HNI Corp. paid $62.2 million in cash for the Randolph maker of wood burning stoves and grills in October, according to financial filings with the Securities and Exchange Commission last week, indicating a remarkable turnaround for a company that was on the verge of bankruptcy when Chief Executive Officer Ricardo Leon and three other executives took it off the hands of private-equity firm The Riverside Co. in 2013 for what amounts to transaction costs and the assumption of $20 million in debt.
The sales price included about $16 million in “goodwill,” which is the difference between the company’s tangible assets and the amount for which it was sold.
Vermont Castings, with plants in Randolph and Bethel that employ about 190 workers, also operates a facility in Kentucky, where it manufactures insert fireplaces under the Monessen Hearth Systems name. HNI Corp. said at the time of its purchase that Vermont Castings and Monessen had total annual revenues of about $100 million.

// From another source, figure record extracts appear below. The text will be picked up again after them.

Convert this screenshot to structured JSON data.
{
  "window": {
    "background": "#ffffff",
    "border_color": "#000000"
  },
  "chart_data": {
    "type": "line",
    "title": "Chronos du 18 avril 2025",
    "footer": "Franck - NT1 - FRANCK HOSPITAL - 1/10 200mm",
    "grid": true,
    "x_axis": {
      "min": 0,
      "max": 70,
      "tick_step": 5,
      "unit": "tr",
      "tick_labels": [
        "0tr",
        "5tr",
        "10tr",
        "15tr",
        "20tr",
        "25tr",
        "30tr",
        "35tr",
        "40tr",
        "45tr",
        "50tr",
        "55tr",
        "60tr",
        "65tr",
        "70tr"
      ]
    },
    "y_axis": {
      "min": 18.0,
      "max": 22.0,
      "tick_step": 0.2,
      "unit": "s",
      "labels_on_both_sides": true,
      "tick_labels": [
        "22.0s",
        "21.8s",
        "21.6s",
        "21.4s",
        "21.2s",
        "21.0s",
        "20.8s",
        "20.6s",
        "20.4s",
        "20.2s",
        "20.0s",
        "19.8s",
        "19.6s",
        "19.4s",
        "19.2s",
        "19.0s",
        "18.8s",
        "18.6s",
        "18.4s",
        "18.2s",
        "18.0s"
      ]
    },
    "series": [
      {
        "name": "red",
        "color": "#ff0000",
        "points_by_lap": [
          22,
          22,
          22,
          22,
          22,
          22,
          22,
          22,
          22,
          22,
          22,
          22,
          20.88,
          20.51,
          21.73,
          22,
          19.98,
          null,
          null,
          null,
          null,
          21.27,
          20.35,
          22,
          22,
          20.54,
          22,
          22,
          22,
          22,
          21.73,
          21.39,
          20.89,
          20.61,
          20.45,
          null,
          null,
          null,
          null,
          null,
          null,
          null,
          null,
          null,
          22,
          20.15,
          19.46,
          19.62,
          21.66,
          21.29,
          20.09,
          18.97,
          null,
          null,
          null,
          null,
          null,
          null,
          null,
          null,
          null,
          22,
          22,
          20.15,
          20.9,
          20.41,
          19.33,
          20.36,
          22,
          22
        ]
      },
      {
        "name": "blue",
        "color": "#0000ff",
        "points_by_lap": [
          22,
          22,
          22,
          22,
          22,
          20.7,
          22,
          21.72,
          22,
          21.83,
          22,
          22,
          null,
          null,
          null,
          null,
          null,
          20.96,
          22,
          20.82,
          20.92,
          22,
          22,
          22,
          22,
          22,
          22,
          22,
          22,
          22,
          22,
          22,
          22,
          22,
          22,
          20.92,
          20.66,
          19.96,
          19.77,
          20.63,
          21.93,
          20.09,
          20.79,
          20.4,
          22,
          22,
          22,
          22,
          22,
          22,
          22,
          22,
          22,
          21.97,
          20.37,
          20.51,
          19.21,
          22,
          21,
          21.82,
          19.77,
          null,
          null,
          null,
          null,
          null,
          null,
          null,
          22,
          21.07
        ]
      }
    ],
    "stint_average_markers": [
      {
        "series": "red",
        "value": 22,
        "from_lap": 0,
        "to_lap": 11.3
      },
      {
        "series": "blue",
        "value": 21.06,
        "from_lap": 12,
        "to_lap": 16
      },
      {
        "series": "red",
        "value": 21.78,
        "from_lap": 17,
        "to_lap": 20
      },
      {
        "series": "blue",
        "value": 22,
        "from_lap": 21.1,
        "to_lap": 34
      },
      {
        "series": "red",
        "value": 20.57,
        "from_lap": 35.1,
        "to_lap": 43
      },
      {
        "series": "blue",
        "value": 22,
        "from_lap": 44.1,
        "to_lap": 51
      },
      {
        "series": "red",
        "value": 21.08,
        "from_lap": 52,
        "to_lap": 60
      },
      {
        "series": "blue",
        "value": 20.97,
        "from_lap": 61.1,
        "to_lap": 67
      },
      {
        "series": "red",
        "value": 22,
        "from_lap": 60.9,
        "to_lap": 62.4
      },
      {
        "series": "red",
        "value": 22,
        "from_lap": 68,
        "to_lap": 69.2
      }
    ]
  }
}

Leon, in a telephone interview on Friday from Japan, where he was visiting international distributors of Vermont Castings products, said the sale price reflected both the value of the assets as well as efforts among employees to improve operations. The assets include the foundry with electric-induction furnaces in Randolph, the plant in Bethel, corporate office in Kentucky, customer list and not least “the brand name” as a pioneer in the wood-burning stove market.

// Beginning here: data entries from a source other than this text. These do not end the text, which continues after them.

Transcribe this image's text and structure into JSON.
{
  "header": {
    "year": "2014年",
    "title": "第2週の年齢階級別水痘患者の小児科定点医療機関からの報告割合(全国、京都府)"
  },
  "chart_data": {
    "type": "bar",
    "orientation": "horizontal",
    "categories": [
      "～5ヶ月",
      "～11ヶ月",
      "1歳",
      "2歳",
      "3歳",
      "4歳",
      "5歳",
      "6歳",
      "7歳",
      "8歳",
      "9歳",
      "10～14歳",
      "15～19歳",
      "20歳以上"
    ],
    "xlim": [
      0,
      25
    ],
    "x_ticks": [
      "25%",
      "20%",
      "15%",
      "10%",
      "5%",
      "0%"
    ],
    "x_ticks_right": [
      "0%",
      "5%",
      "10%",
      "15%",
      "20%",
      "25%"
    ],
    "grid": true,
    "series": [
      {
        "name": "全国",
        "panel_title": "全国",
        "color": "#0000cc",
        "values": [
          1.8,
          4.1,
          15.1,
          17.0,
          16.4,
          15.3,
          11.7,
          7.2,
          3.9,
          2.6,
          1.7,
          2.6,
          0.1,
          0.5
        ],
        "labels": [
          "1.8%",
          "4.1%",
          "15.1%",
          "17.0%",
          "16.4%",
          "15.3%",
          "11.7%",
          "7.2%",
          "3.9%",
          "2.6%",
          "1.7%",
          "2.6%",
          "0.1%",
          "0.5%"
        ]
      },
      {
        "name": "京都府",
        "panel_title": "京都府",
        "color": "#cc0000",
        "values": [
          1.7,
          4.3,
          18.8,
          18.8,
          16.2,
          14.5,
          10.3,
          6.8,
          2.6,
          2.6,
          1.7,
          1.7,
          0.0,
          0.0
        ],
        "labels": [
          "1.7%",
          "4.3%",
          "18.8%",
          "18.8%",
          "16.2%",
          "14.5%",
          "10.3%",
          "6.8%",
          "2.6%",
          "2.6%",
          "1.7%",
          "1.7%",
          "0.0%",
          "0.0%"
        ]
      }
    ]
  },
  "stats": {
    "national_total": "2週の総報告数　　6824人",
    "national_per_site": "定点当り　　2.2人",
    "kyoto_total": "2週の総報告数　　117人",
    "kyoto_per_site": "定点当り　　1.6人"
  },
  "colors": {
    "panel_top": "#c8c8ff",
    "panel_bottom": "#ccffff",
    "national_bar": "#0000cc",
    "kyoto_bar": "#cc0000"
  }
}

“The assets always had value, they just weren’t being valued by the (previous) owners,” Leon said.
Leon added that a portion of the purchase price also had to go toward paying off Vermont Castings’ debt.

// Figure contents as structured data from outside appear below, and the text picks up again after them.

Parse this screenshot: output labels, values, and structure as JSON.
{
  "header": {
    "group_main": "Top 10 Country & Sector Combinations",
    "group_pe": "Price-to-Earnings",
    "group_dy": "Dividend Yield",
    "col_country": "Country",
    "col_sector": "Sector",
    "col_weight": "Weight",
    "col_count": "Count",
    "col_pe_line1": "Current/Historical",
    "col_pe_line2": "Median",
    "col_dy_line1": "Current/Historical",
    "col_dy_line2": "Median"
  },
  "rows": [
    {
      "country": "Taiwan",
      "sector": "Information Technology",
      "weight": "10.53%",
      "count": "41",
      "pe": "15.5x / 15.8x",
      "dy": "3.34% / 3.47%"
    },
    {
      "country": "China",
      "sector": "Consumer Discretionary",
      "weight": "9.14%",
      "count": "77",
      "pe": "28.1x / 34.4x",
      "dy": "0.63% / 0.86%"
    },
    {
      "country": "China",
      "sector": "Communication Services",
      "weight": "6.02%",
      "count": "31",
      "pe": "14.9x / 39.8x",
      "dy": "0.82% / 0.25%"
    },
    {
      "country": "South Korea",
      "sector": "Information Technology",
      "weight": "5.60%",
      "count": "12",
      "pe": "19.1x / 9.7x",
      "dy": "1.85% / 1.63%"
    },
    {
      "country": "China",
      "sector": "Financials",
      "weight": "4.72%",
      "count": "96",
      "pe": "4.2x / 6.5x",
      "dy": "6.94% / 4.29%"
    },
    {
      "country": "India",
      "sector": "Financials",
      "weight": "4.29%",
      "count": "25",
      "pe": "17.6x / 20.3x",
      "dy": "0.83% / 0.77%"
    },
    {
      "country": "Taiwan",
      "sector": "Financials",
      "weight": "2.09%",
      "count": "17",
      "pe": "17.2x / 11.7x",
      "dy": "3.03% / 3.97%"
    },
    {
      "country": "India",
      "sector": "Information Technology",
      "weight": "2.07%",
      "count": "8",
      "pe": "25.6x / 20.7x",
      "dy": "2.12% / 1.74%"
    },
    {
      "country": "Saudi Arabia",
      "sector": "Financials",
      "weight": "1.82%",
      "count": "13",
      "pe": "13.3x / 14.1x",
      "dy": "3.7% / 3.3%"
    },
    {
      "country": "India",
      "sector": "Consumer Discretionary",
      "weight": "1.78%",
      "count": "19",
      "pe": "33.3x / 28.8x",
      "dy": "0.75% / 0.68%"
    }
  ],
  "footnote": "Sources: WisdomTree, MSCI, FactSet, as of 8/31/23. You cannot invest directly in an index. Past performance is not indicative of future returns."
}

Since the acquisition, HNI has invested more than $2 million in the Randolph plant, Leon said, and employees recently received their first bonus checks in a long time as a measure of strides they’ve made. He said a plan to consolidate the two plants at the Randolph site is proceeding, although doesn’t expect it to be fully implemented until 2016.
Now that the company is on a firm financial footing, he said, the emphasis under HNI is on improving quality, customer service and worker safety — no small issue when the temperature of molten cast iron can reach 2,500 degrees Fahrenheit.
HNI owns several of the biggest names heating, including wood-burning and pellet stove makers Harman and Quandra-Fire, gas-fired fireplaces Heat&Glo and electric fireplace maker SimpliFire, among others. HNI acquired Vermont Castings to solidify its position in the niche premium wood-burning stove market, a Vermont Castings specialty despite of its recent troubles.
Vermont Castings accounts for a sliver of HNI’s overall business. HNI’s 2014 revenues totaled $2.2 billion and net income was $61.5 million. In the SEC filing, HNI said Vermont Castings represented 6 percent of the company’s assets, and accounted for 1 percent of revenues.